Sobhani I, Brousse N, Vissuzaine C, Mcintyre E, Marmuse J P, Kahn M F, Potet F, Mignon M
Department of Gastroenterology, Bichat Claude Bernard Hospital, Paris, France.
Am J Gastroenterol. 1998 Dec;93(12):2584-6. doi: 10.1111/j.1572-0241.1998.00724.x.

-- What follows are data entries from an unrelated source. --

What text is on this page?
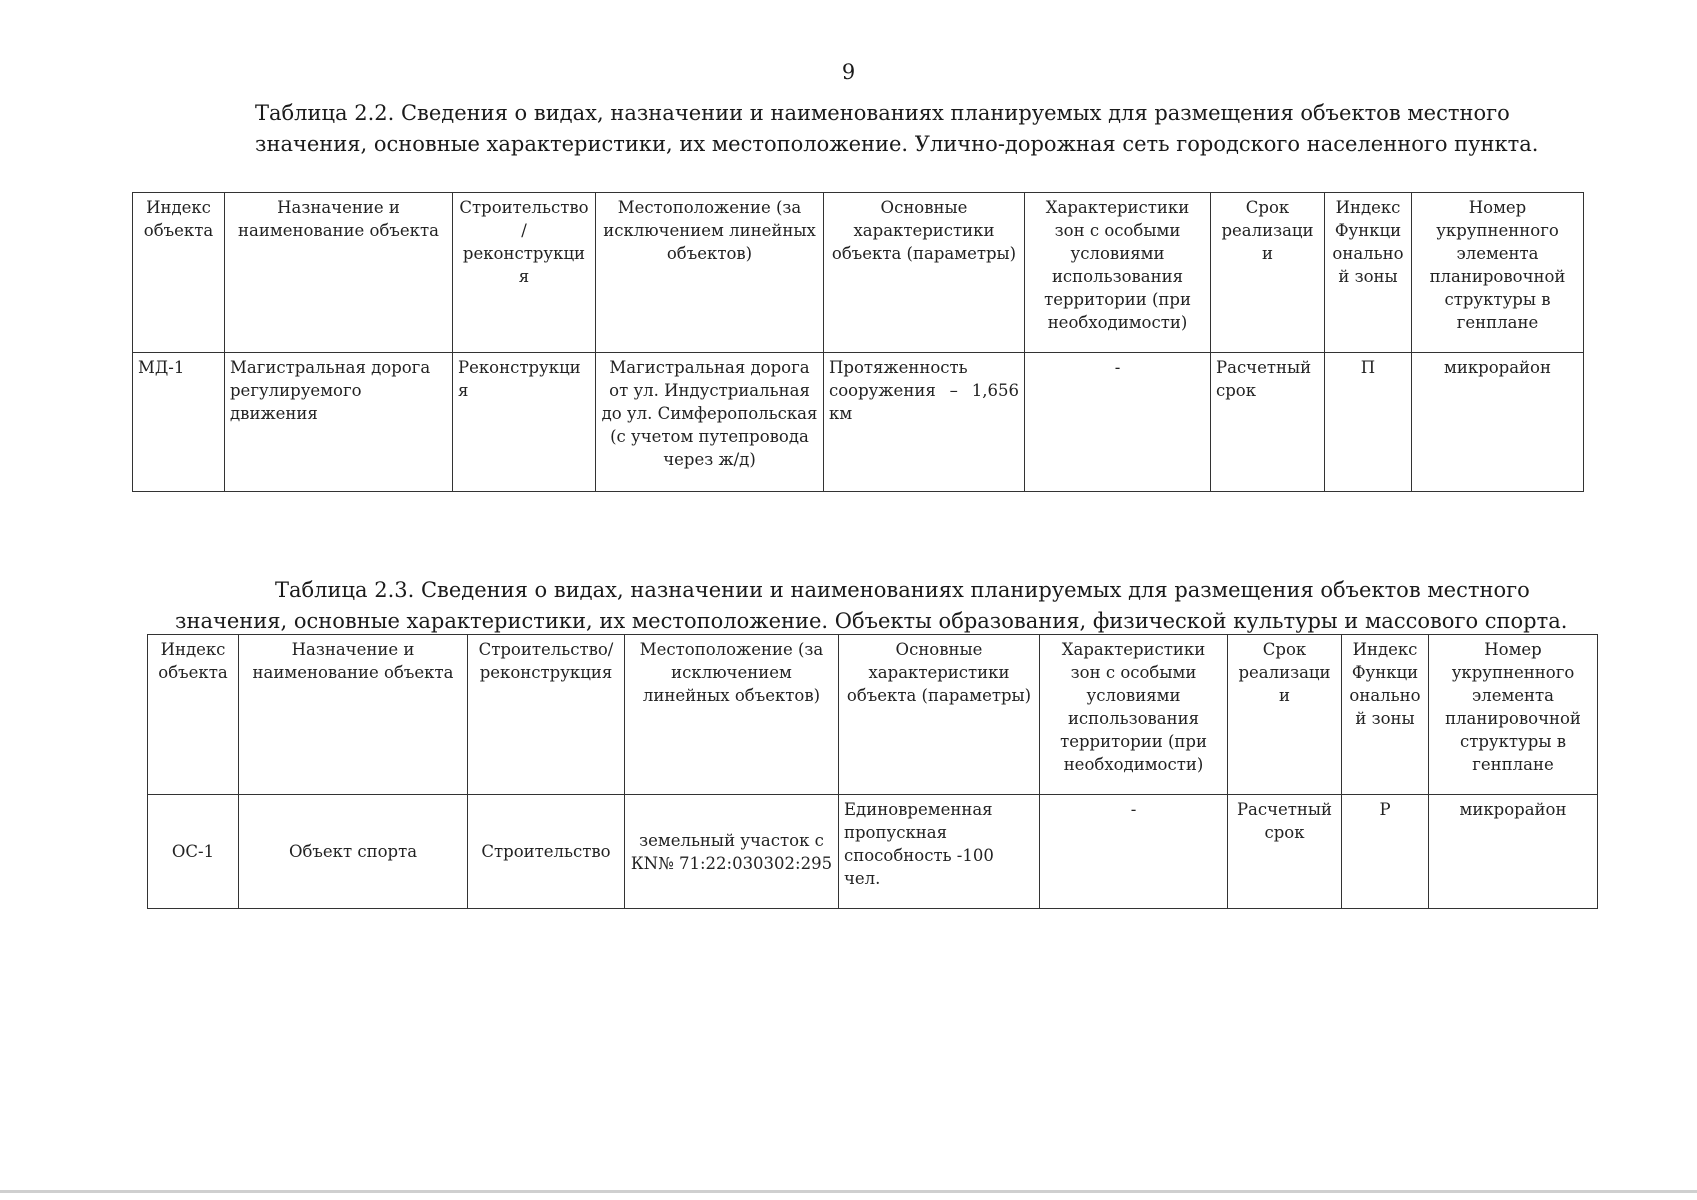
9
Таблица 2.2. Сведения о видах, назначении и наименованиях планируемых для размещения объектов местного
значения, основные характеристики, их местоположение. Улично-дорожная сеть городского населенного пункта.
Индекс объекта	Назначение и наименование объекта	Строительство / реконструкция	Местоположение (за исключением линейных объектов)	Основные характеристики объекта (параметры)	Характеристики зон с особыми условиями использования территории (при необходимости)	Срок реализации	Индекс Функци онально й зоны	Номер укрупненного элемента планировочной структуры в генплане
МД-1	Магистральная дорога регулируемого движения	Реконструкция	Магистральная дорога от ул. Индустриальная до ул. Симферопольская (с учетом путепровода через ж/д)	Протяженность сооружения – 1,656 км	-	Расчетный срок	П	микрорайон
Таблица 2.3. Сведения о видах, назначении и наименованиях планируемых для размещения объектов местного
значения, основные характеристики, их местоположение. Объекты образования, физической культуры и массового спорта.
Индекс объекта	Назначение и наименование объекта	Строительство/ реконструкция	Местоположение (за исключением линейных объектов)	Основные характеристики объекта (параметры)	Характеристики зон с особыми условиями использования территории (при необходимости)	Срок реализации	Индекс Функци онально й зоны	Номер укрупненного элемента планировочной структуры в генплане
ОС-1	Объект спорта	Строительство	земельный участок с КN№ 71:22:030302:295	Единовременная пропускная способность -100 чел.	-	Расчетный срок	Р	микрорайон
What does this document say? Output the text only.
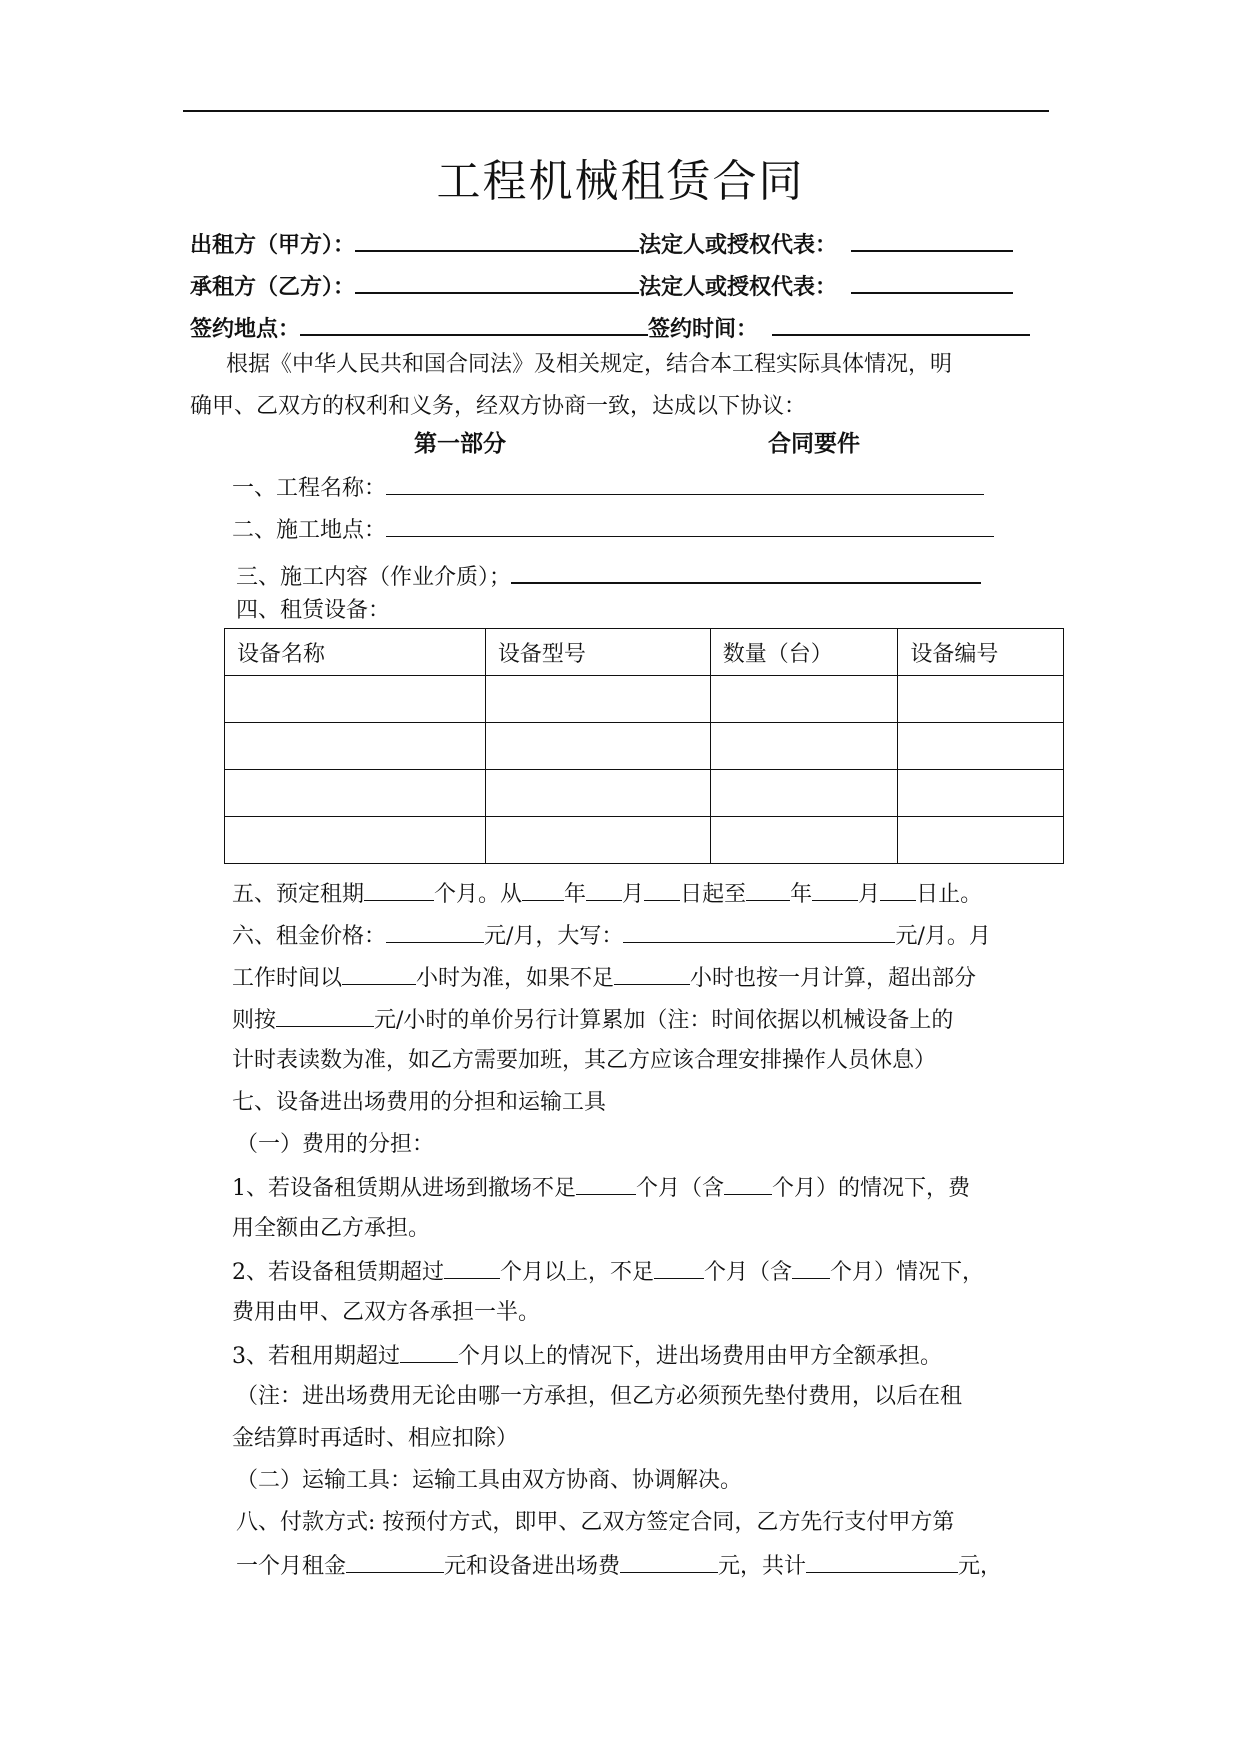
工程机械租赁合同
出租方（甲方）：	法定人或授权代表：
承租方（乙方）：	法定人或授权代表：
签约地点：	签约时间：
根据《中华人民共和国合同法》及相关规定，结合本工程实际具体情况，明
确甲、乙双方的权利和义务，经双方协商一致，达成以下协议：
第一部分	合同要件
一、工程名称：
二、施工地点：
三、施工内容（作业介质）；
四、租赁设备：
设备名称	设备型号	数量（台）	设备编号

五、预定租期	个月。从 年 月 日起至 年 月 日止。
六、租金价格：	元/月，大写：	元/月。月
工作时间以	小时为准，如果不足	小时也按一月计算，超出部分
则按	元/小时的单价另行计算累加（注：时间依据以机械设备上的
计时表读数为准，如乙方需要加班，其乙方应该合理安排操作人员休息）
七、设备进出场费用的分担和运输工具
（一）费用的分担：
1、若设备租赁期从进场到撤场不足	个月（含 个月）的情况下，费
用全额由乙方承担。
2、若设备租赁期超过	个月以上，不足 个月（含 个月）情况下，
费用由甲、乙双方各承担一半。
3、若租用期超过	个月以上的情况下，进出场费用由甲方全额承担。
（注：进出场费用无论由哪一方承担，但乙方必须预先垫付费用，以后在租
金结算时再适时、相应扣除）
（二）运输工具：运输工具由双方协商、协调解决。
八、付款方式: 按预付方式，即甲、乙双方签定合同，乙方先行支付甲方第
一个月租金	元和设备进出场费	元，共计	元，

We report the case of a 45-yr-old white man, investigated for chronic diarrhea, malabsorption and weight loss associated with sicca syndrome. Endoscopic and x-ray examinations showed normal macroscopic mucosa in gastrointestinal tract (GIT). Immunohistochemistry showed diffuse polyclonal T cell lymphocytes infiltrating either epithelium and lamina propria in GIT. There was no villous atrophy in the jejunum and ileum. Corticosteroids, azathioprine, and cyclosporine failed to improve symptoms. Monthly intravenous cyclophosphamide administered over 1 yr, stopped the diarrhea and weight loss. The patient is free of symptoms up to a 5-yr follow-up.
我们报告了一例45岁白人男性病例,该患者因慢性腹泻、吸收不良及与干燥综合征相关的体重减轻而接受检查。内镜检查和X线检查显示胃肠道(GIT)的宏观黏膜正常。免疫组化显示弥漫性多克隆T细胞淋巴细胞浸润GIT的上皮和固有层。空肠和回肠无绒毛萎缩。皮质类固醇、硫唑嘌呤和环孢素未能改善症状。在1年多的时间里每月静脉注射环磷酰胺,止住了腹泻和体重减轻。在长达5年的随访中,患者无症状。